Goddard studies stratospheric aerosol injection, the insertion of sunlight-reflective particles into the stratosphere to mimic this volcanic process. He also researches marine cloud brightening. Marine cloud brightening aims to increase the number of sunlight-reflective droplets in clouds over oceans to lower sea surface temperatures.
Natural phenomena are an important starting point for climate engineers in their research.
“Earth analogs give us something natural to study before actually implementing changes,” said Jared Farley, PhD candidate in Cornell University’s climate engineering lab. “Brand-new cooling methods might introduce new risks that we haven’t seen before.”
Analyzing these risks is central to climate engineering.
Any nonnatural disruption to the climate, regardless of whether it results in warming or cooling, could affect organisms and ecosystems. Before initiating any significant projects, climate engineers must understand how their work could impact factors like temperature, precipitation and water availability around the world. Otherwise, climate engineering could make environments less habitable when they were supposed to have the opposite effect.
Risk also informs the timeline for deploying climate engineering projects. If scientists end projects too quickly, pre-project temperatures could return at a rate vastly exceeding current warming trends. This phenomenon of “termination shock” would significantly disrupt ecosystems as species were moved too quickly out of their habitable zones.

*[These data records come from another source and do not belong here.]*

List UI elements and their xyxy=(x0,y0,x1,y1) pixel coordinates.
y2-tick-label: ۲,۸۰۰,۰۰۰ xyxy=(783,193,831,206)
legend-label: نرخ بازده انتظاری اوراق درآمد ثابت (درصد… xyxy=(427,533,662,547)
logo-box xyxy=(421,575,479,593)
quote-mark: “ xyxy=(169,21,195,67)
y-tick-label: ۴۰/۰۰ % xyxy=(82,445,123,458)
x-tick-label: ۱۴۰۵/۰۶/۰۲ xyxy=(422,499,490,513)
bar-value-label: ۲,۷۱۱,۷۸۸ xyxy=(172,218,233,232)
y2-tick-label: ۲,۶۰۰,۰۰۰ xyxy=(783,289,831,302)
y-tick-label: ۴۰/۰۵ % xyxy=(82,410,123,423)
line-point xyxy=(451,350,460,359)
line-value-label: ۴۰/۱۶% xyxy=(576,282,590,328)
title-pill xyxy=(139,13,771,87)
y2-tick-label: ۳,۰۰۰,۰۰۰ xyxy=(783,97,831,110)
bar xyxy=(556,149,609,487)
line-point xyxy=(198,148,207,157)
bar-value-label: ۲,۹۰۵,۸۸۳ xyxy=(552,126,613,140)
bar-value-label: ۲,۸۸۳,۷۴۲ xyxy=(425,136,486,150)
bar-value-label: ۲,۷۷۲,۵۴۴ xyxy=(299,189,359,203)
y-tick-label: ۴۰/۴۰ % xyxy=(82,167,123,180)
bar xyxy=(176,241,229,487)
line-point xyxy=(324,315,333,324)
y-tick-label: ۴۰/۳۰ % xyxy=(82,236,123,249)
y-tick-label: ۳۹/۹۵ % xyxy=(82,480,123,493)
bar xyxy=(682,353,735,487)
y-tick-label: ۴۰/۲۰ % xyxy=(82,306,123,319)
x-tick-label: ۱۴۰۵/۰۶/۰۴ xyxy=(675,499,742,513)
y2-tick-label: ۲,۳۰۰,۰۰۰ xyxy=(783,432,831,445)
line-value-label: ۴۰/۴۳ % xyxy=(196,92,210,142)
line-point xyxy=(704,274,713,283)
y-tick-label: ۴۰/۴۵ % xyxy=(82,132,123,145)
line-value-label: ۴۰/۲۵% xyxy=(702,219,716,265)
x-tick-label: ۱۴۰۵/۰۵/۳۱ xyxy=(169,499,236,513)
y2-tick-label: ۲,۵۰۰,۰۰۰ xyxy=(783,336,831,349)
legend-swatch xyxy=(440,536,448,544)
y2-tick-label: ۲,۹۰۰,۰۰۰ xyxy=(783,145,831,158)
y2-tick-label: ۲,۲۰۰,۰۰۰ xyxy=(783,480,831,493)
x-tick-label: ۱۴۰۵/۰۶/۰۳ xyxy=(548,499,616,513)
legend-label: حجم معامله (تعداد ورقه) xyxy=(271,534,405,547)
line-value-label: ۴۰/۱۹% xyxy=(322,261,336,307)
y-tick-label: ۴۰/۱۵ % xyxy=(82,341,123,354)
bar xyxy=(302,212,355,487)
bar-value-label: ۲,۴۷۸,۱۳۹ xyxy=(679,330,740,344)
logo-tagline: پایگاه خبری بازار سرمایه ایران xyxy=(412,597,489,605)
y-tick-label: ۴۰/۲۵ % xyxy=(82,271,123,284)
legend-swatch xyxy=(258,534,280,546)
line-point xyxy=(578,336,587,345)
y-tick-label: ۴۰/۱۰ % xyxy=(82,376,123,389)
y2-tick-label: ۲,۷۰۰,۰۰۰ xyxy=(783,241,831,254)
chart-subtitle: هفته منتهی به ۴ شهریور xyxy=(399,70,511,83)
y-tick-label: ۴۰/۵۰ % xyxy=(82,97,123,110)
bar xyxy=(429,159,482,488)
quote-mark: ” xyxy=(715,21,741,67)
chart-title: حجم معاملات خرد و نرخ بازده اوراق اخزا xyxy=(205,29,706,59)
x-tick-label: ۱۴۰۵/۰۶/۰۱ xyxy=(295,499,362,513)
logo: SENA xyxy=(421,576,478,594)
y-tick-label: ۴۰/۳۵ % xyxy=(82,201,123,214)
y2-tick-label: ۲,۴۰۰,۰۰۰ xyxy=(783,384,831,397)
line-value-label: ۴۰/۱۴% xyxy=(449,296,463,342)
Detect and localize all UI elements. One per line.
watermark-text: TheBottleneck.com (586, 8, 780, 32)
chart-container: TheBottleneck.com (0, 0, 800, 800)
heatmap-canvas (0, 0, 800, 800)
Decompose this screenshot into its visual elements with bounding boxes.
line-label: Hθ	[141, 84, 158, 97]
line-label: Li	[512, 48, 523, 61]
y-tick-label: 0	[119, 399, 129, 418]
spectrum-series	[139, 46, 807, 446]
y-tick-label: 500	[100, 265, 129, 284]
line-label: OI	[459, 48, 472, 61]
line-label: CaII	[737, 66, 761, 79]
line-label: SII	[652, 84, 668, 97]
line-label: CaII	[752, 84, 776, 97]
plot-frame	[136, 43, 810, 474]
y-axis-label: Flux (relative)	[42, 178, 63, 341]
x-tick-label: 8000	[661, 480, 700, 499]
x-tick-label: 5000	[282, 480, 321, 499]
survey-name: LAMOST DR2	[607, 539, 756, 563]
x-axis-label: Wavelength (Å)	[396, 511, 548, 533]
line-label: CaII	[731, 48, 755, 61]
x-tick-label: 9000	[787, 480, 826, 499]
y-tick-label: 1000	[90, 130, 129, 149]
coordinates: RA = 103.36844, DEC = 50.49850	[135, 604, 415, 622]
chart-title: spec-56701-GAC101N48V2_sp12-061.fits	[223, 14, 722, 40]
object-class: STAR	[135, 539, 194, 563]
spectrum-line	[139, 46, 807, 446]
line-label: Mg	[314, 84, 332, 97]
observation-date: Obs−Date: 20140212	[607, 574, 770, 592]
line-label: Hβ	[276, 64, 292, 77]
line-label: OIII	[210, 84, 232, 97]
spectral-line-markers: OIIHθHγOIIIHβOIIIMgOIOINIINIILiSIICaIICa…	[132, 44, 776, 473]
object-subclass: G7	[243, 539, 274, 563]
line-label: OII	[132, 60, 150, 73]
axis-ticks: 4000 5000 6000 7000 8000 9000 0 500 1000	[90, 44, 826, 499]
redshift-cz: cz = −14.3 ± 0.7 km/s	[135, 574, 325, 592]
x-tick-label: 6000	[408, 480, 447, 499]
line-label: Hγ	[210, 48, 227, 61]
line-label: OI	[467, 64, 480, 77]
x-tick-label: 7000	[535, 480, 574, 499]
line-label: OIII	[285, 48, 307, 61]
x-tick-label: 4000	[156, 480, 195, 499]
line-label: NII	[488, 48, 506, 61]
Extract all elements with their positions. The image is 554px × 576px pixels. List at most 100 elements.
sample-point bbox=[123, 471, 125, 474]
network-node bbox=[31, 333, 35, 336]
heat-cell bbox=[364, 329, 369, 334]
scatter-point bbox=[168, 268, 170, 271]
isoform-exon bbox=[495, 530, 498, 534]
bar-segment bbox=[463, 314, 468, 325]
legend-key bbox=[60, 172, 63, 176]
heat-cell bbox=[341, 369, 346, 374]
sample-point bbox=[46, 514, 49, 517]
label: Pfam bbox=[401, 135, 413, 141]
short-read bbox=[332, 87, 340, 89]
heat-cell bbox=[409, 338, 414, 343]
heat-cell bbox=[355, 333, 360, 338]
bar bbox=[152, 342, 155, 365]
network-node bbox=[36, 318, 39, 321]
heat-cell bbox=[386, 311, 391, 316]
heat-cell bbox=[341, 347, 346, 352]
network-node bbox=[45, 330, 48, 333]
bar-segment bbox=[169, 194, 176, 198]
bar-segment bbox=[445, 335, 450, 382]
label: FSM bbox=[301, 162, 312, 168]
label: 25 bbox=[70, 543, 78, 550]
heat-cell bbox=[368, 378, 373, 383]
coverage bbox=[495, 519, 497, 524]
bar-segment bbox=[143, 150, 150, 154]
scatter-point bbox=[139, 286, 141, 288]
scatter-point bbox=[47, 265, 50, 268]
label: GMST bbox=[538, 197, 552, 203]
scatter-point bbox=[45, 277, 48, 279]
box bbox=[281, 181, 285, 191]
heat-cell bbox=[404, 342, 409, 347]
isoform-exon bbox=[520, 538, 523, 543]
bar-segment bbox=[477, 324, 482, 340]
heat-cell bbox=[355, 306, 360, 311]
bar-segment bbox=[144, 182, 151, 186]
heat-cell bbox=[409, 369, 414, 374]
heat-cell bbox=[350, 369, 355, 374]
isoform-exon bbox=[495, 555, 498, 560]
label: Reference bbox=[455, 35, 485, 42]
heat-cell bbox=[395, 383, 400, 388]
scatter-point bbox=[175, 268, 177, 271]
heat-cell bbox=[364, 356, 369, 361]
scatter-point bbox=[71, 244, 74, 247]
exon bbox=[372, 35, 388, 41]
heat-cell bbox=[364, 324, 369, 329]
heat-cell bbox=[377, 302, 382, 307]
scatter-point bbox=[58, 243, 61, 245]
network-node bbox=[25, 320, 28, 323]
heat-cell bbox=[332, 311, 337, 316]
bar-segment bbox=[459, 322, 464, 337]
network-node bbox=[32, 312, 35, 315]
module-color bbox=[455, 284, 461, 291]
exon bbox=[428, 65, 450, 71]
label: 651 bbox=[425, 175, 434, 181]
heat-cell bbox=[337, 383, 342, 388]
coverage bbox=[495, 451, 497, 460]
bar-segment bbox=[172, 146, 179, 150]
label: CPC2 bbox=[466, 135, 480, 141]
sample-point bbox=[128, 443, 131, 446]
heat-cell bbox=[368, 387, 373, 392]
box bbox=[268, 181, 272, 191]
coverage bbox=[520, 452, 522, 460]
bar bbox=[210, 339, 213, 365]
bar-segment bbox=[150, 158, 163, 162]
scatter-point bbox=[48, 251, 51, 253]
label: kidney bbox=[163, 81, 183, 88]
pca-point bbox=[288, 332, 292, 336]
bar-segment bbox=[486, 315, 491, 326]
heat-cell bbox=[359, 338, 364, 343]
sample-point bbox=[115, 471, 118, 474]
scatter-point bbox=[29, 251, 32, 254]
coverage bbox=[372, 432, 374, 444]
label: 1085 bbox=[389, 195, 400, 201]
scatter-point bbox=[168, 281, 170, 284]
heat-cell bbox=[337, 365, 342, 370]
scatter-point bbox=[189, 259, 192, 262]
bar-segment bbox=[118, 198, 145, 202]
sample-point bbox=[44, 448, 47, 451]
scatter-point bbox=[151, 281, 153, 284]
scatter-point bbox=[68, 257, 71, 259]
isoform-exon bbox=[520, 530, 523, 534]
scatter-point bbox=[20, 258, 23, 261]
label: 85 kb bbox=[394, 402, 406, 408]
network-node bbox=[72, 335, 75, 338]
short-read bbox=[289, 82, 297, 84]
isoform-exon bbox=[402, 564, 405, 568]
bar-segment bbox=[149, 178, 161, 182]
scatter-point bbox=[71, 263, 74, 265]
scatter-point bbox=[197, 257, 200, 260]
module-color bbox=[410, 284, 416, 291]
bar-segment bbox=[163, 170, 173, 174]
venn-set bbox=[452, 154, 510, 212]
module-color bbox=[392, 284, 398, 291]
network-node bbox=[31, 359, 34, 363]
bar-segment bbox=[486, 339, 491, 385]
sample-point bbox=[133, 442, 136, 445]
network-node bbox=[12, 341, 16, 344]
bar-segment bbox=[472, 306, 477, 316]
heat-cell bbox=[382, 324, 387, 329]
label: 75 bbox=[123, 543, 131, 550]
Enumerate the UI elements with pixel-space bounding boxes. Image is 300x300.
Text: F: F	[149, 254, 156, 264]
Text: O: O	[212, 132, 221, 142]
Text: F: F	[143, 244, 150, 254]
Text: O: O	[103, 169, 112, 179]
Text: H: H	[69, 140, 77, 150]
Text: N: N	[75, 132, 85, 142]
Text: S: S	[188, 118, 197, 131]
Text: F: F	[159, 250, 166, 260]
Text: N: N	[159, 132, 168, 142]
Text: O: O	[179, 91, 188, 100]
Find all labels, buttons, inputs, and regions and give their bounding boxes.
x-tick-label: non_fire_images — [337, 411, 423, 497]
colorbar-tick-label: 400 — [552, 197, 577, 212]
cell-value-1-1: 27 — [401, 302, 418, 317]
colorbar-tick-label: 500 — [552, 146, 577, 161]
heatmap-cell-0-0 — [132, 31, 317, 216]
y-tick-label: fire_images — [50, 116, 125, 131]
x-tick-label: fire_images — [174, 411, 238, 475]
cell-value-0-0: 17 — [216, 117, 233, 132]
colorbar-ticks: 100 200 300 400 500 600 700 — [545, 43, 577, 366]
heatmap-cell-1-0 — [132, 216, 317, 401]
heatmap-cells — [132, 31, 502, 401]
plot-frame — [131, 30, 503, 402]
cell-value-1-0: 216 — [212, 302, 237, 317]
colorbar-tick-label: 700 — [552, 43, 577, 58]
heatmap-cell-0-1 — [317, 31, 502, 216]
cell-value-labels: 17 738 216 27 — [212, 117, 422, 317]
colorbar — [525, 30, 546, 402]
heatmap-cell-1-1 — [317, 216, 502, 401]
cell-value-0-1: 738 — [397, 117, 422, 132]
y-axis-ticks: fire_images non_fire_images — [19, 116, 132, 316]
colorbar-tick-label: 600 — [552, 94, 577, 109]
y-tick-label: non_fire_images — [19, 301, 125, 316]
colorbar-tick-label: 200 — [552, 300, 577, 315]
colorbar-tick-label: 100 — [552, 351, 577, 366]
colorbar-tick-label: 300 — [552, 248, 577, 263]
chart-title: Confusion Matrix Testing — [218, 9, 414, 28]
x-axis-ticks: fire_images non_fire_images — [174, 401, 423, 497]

Still, the consequences of potential inaction weigh heavily.
“What’s happening around the world is kind of scary,” said Ben Kravitz, associate professor in IU’s department of Earth and atmospheric sciences. “The important thing here is to evaluate what are the risks of doing climate engineering, and there are some, and what are the risks of not doing it, and there are plenty of those, as well.”
Termination shock and potentially unsustainable disruptions to temperatures, average weather and water access are serious considerations for climate engineers. However, unmitigated warming carries similar risks. Global warming to 2°C above pre-industrial levels could expose nearly 40% of the world’s population to severe heat. Those levels of warming could also cause water scarcity for hundreds of millions of people.
Climate engineering, then, might still be worth exploring.
Kravitz works with computer models to simulate how Earth systems might react to climate engineers’ changes. While these simulations go over hypotheticals, the technology to begin implementing climate engineering could be ready in the near future. However, Goddard said that doesn’t necessarily mean scientists should turn to climate engineering as soon as they can.
“I want to see first that we’re progressing in the right direction on cutting back on emissions,” Goddard said. “The timeline of projects is directly tied to how much carbon dioxide we’re going to burn. if we continue to ‘burn, baby, burn,’ we’re looking at multiple centuries of doing stratospheric aerosol injection.”
Kravitz said prioritizing developing and deploying climate engineering technology above cutting emissions would be a false fix to a real problem — but that climate engineering could contribute to progress.
“Climate engineering is not a permanent solution to climate change. The permanent solution is, we have to stop putting greenhouse gases into the atmosphere,” Kravitz said. “If we are going to pursue climate engineering, of course there would be risks. But climate change is really scary, and maybe this is something that could help.”